Pra fazer um exemplo, viajar desde Colombia até Brasil costa o mesmo que viajar de Colombia até Europa (e somos paises vicinhos), os hoteis no Brasil costan muito mais que um hotel 5 estrelhas no caribe, os traslados custan o doble que custa um traslado em outro destino onde a gasolina custa 3 vezes mais que no Brasil.

Tudo isso é inacreditável !!

    Concordo na íntegra! Os hotéis aqui são caríssimos. Acabei de voltar de NY, fiquei no Roosevelt. meu marido foi a SP, ficou em um hotel que nem era de rede, 3 estrelas e pagou a diária mais cara que a do Roosevelt. Fora que comer nos EUA, mesmo sendo em dólar está mais barato que no Brasil.

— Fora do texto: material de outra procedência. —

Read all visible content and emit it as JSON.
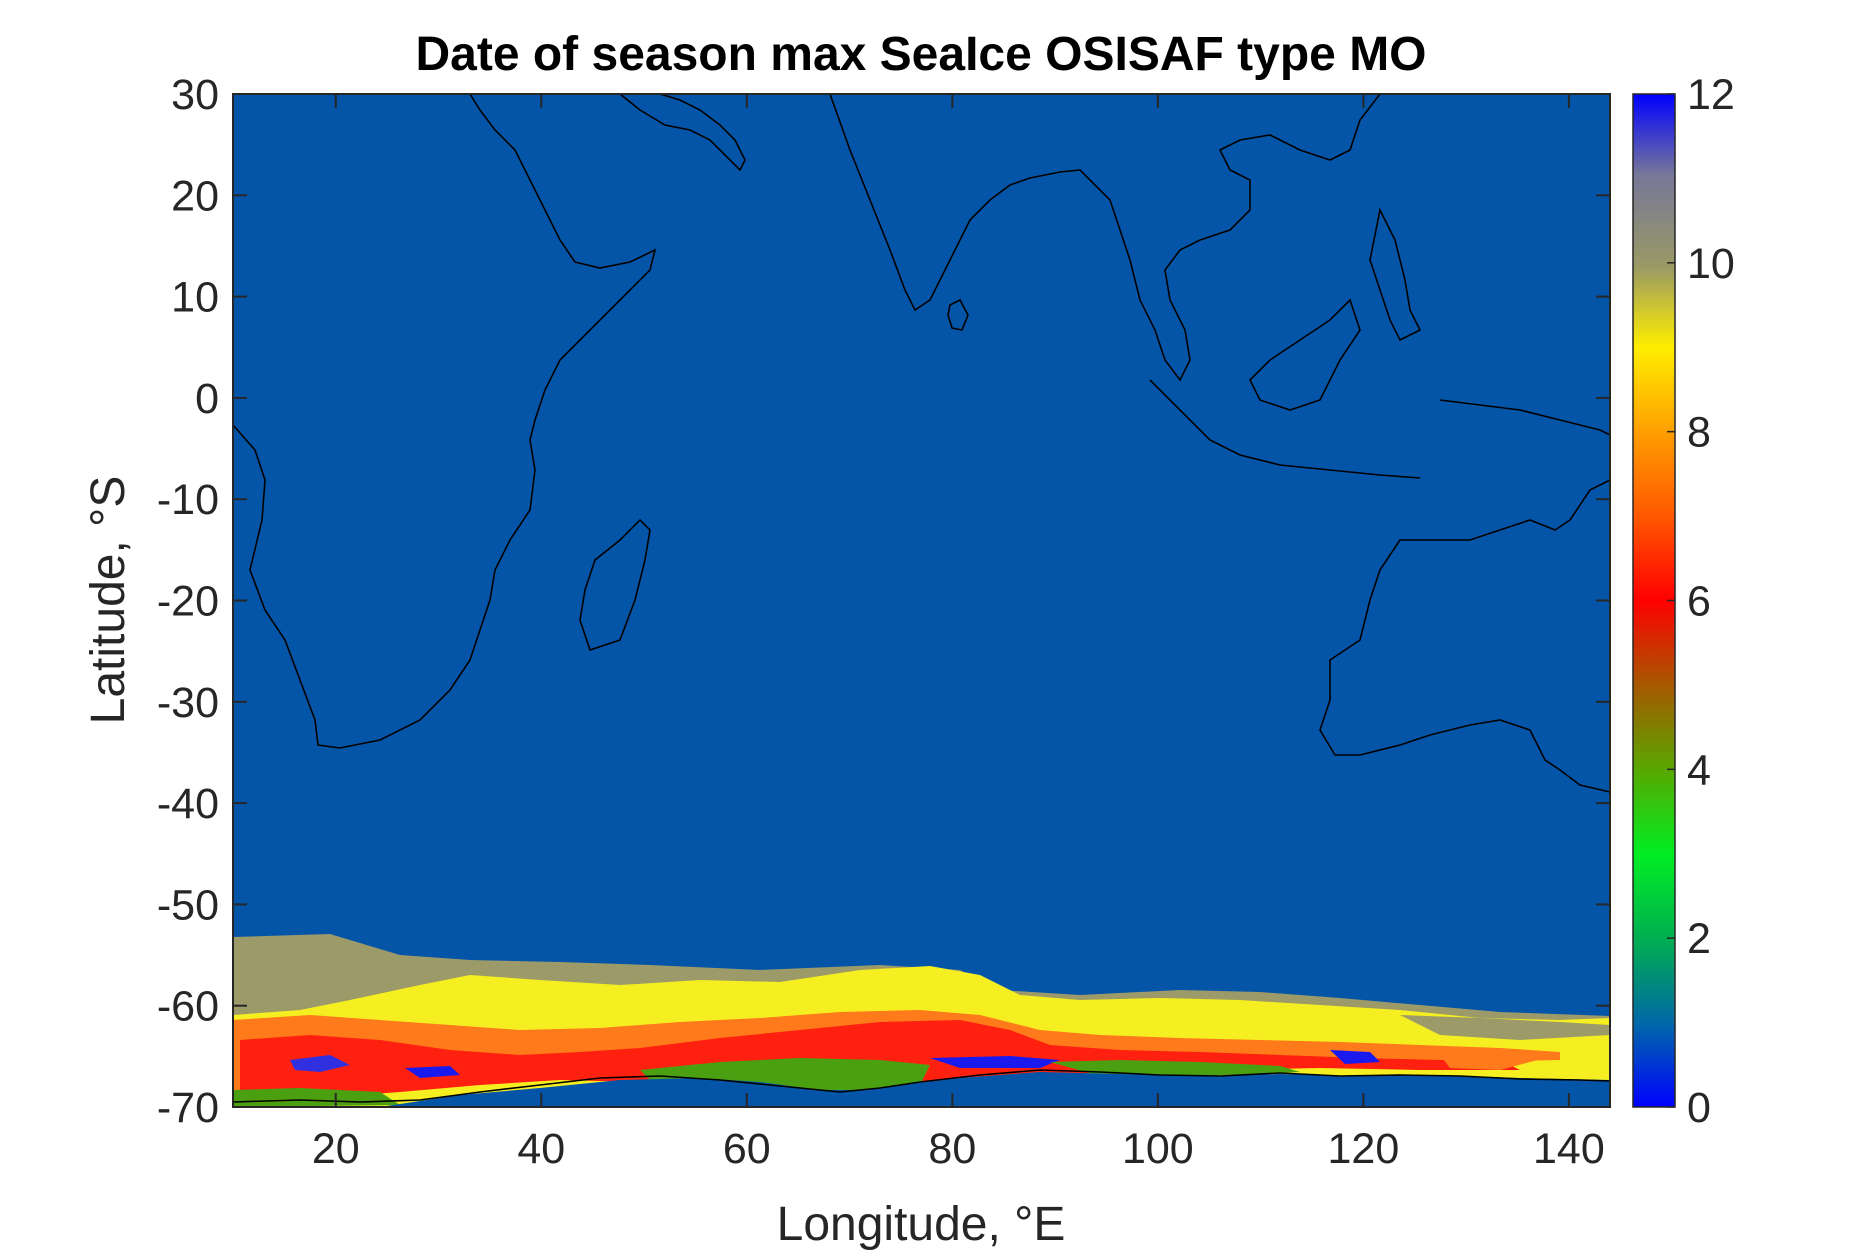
{
  "chart_data": {
    "type": "heatmap",
    "title": "Date of season max SeaIce OSISAF type MO",
    "xlabel": "Longitude, °E",
    "ylabel": "Latitude, °S",
    "xlim": [
      10,
      144
    ],
    "ylim": [
      -70,
      30
    ],
    "x_ticks": [
      20,
      40,
      60,
      80,
      100,
      120,
      140
    ],
    "y_ticks": [
      30,
      20,
      10,
      0,
      -10,
      -20,
      -30,
      -40,
      -50,
      -60,
      -70
    ],
    "colorbar": {
      "ticks": [
        0,
        2,
        4,
        6,
        8,
        10,
        12
      ],
      "range": [
        0,
        12
      ],
      "colors": [
        "#0000ff",
        "#00cc33",
        "#55aa00",
        "#ff0000",
        "#ff8800",
        "#ffff00",
        "#999966",
        "#0000ff"
      ]
    },
    "background_color": "#0455a8",
    "bands": [
      {
        "name": "band-gray-10",
        "color": "#9c9a68",
        "value": 10
      },
      {
        "name": "band-yellow-9",
        "color": "#f5ee20",
        "value": 9
      },
      {
        "name": "band-orange-7",
        "color": "#ff7a1a",
        "value": 7
      },
      {
        "name": "band-red-6",
        "color": "#ff2010",
        "value": 6
      },
      {
        "name": "band-green-4",
        "color": "#4aa010",
        "value": 4
      }
    ]
  }
}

O que se esperar do turismo, quando a sua maior “autoridade” promove festas em motéis com dinheiro público? Não pode ser sério um país assim…
Em relação aos preços, gostaria de saber se alguém sabe me explicar porque um feriadão em Penedo (que, diga-se, não é a meca do turismo nacional) custa em torno de 700 euros, média de 175 euros por dia? Será só o Real valorizado? Este preço paga um hotel bem razoável em Paris, com o Euro que também é uma moeda cara…Talvez seja um ciclo vicioso. Os hotéis ficam vazios a maior parte do ano e tentam compensar nos feriados. Mas aí, vale mais a pena passar o feriado em Buenos Aires ou em Santiago, o que deixa o hotel vazio e assim vai.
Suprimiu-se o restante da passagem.